9. MODIFICATION OF AGREEMENT
This Agreement may not be modified or amended except by a written instrument signed by both Parties.
10. ASSIGNMENT
Neither Party may assign or transfer its rights or obligations under this Agreement without the prior written consent of the other Party, except that Mason Alexander may assign this Agreement to a successor entity in connection with a merger, acquisition, or sale of all or substantially all of its assets.
11. ENTIRE AGREEMENT
This Agreement, together with any exhibits or addenda attached hereto, constitutes the entire agreement between the Parties with respect to the subject matter hereof and supersedes all prior or contemporaneous communications, representations, or agreements, whether oral or written.

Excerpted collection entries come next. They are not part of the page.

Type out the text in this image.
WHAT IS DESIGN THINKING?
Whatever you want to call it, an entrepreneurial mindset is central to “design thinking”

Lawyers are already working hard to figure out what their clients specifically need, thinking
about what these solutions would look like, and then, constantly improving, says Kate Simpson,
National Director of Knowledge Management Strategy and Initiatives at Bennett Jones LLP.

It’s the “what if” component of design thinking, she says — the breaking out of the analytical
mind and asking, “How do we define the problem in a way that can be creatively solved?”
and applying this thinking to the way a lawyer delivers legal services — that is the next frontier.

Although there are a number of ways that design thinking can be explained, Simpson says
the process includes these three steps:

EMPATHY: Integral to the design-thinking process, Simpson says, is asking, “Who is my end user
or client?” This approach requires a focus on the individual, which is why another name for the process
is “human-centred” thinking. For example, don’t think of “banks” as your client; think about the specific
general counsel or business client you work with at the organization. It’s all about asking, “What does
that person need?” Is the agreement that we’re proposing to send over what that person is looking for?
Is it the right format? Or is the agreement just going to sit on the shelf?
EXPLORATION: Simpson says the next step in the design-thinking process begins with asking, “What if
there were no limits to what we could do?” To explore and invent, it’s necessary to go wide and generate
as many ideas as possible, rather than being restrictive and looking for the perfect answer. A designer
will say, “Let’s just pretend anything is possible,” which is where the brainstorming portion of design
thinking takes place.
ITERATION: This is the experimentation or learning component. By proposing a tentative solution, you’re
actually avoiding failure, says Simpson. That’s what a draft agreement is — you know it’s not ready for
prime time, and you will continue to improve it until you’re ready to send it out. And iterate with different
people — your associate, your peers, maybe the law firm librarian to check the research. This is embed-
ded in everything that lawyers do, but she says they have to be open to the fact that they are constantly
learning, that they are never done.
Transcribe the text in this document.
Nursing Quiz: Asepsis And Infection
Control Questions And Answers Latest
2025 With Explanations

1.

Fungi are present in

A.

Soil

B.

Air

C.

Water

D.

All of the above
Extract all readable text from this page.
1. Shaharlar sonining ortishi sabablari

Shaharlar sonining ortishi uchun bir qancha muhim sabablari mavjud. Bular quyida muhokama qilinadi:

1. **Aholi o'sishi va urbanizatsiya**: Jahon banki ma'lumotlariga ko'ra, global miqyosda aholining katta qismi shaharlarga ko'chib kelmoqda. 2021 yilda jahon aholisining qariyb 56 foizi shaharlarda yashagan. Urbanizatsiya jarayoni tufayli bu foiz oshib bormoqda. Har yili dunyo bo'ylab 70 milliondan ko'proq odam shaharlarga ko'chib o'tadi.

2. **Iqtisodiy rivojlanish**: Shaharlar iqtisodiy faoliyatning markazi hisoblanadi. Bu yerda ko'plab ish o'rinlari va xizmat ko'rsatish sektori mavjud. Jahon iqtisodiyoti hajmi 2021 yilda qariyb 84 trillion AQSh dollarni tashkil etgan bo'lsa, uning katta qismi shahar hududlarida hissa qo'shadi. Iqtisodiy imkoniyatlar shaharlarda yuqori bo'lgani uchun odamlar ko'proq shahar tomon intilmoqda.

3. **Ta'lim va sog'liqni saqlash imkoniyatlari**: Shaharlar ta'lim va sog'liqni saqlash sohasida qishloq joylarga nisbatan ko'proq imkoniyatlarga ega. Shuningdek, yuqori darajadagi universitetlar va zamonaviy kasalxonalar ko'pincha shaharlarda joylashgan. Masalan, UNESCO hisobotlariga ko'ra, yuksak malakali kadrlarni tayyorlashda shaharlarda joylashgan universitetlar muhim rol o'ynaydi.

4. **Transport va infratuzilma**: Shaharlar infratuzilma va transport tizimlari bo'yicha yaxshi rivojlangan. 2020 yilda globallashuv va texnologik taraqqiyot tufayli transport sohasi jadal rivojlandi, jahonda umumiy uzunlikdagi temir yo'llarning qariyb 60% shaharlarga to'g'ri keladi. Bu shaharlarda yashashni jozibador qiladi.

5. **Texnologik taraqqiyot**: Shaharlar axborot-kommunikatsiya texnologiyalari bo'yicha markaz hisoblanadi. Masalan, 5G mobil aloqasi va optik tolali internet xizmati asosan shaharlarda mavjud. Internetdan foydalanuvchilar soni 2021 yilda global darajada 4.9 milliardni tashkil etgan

12. GOVERNING LAW AND JURISDICTION
This Agreement shall be governed by and construed in accordance with the laws of the State of Tennessee, without regard to its conflict of laws principles. Any dispute, controversy, or claim arising out of or relating to this Agreement, or the breach, termination, or validity thereof, shall be resolved exclusively in the state or federal courts located in Knox County, Tennessee. The Parties hereby irrevocably consent to the personal jurisdiction of such courts and waive any objection to venue or forum non-conveniens.
13. SEVERABILITY
If any provision of this Agreement is held to be invalid or unenforceable by a court of competent jurisdiction, the remaining provisions shall nevertheless remain in full force and effect. The Parties shall endeavor to replace any invalid or unenforceable provision with a valid and enforceable provision that achieves, to the extent possible, the economic, business, and other purposes of the invalid or unenforceable provision.
14. WAIVER
No failure or delay by either Party in exercising any right, power, or privilege hereunder shall operate as a waiver thereof, nor shall any single or partial exercise of any right, power, or privilege preclude any other or further exercise thereof or the exercise of any other right, power, or privilege. Any waiver granted hereunder must be in writing and signed by the Party waiving its rights.
15. NOTICES
All notices, requests, consents, claims, demands, waivers, and other communications hereunder (each, a "Notice") shall be in writing and addressed to the parties at the addresses set forth on the first page of this Agreement (or to such other address that may be designated by the receiving party from time to time in accordance with this section). All Notices shall be delivered by personal delivery, nationally recognized overnight courier (with all fees pre-paid), facsimile or email (with confirmation of transmission), or certified or registered mail (in each case, return receipt requested, postage prepaid). Except as otherwise provided in this Agreement, a Notice is effective only (a) upon receipt by the receiving party, and (b) if the party giving the Notice has complied with the requirements of this Section.